En Belgique, le fort de Breendonk a servi de camp de détention et de transit vers Auschwitz. Les élèves de rhéto du collège Da Vinci de Perwez ont pu prendre part à la visite de ce lieu de mémoire. Compte rendu.
Au Fort de Breendonk, le temps passe mais le devoir de mémoire persiste. Camp de transit et de détention durant la Seconde Guerre mondiale, plus de 3 500 personnes y ont été emprisonnées, et des centaines d’entre elles torturées ou décédées. Le lieu est aujourd’hui devenu un mémorial, un espace de recueillement, pour transmettre aux jeunes générations une histoire à ne pas oublier.
« C’est assez rude, je crois qu’on n’arrive pas vraiment à s’imaginer les horreurs que ces prisonniers ont vécues pendant des mois, voire des années », confie Maxime, élève de rhéto. « Être ici, ça nous pousse à nous mettre à la place de ceux qui étaient enfermés dans le fort. On peut se rendre compte à quel point c’était difficile », relève Ollens. « Tous ces gens ont beaucoup souffert, pour au final nous permettre d’être libres comme nous le sommes maintenant », souligne Maruschka.

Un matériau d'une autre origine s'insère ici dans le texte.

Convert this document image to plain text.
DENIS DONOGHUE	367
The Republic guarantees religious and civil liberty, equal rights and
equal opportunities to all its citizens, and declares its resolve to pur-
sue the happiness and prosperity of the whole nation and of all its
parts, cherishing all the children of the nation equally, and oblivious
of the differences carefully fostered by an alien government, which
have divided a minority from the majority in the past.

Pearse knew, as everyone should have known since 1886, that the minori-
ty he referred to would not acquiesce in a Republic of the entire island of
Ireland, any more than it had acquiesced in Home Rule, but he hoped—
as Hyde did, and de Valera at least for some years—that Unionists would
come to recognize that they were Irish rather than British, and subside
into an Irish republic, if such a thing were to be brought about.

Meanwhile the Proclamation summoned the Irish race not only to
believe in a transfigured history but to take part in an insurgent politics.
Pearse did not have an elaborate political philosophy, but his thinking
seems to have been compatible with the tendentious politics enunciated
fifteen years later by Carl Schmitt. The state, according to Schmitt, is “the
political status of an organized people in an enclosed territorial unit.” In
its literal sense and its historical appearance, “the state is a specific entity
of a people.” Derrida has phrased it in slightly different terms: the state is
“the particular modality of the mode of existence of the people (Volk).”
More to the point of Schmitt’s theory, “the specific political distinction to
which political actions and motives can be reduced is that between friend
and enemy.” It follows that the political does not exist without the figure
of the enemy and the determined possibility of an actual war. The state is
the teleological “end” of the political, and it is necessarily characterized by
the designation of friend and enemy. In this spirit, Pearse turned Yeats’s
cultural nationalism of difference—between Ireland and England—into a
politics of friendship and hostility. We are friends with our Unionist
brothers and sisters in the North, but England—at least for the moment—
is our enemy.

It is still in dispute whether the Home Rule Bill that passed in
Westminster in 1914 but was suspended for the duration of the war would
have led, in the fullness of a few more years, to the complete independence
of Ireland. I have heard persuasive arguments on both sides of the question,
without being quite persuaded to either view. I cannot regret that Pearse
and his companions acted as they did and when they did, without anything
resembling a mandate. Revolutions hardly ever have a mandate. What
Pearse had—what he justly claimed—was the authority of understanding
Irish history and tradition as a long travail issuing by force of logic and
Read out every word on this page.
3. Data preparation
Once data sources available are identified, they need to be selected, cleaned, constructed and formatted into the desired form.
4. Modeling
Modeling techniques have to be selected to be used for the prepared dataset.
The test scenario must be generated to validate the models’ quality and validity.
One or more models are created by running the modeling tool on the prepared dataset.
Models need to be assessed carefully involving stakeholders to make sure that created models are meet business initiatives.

Le passé pour comprendre le présent
Ces élèves de rhéto qui s’expriment ont fait le déplacement depuis le collège Da Vinci à Perwez pour être présents ici, à Breendonk. La visite du fort, prise en charge par la province du Brabant wallon, donne l’opportunité aux professeurs d’histoire d’emmener leurs étudiants sur les traces du passé, et ainsi de mieux comprendre notre présent.
« Ça fait 20 ans que je viens ici, mais depuis 4 à 5 ans, je me rends compte à quel point il est fondamental de leur montrer cet endroit », explique Julie Simonart, professeure d’histoire au collège Da Vinci de Perwez. « Il y a bien sûr un devoir de mémoire. Mais il y a aujourd’hui aussi un devoir de réaction. J’essaie d’en faire des jeunes qui réagissent par rapport à ce qu’ils observent dans notre monde actuel. C’est nécessaire de faire des ponts entre le passé et le présent, parce qu’on est malheureusement bombardés de faits d’actualité qui sont de plus en plus proches de ces années-là. »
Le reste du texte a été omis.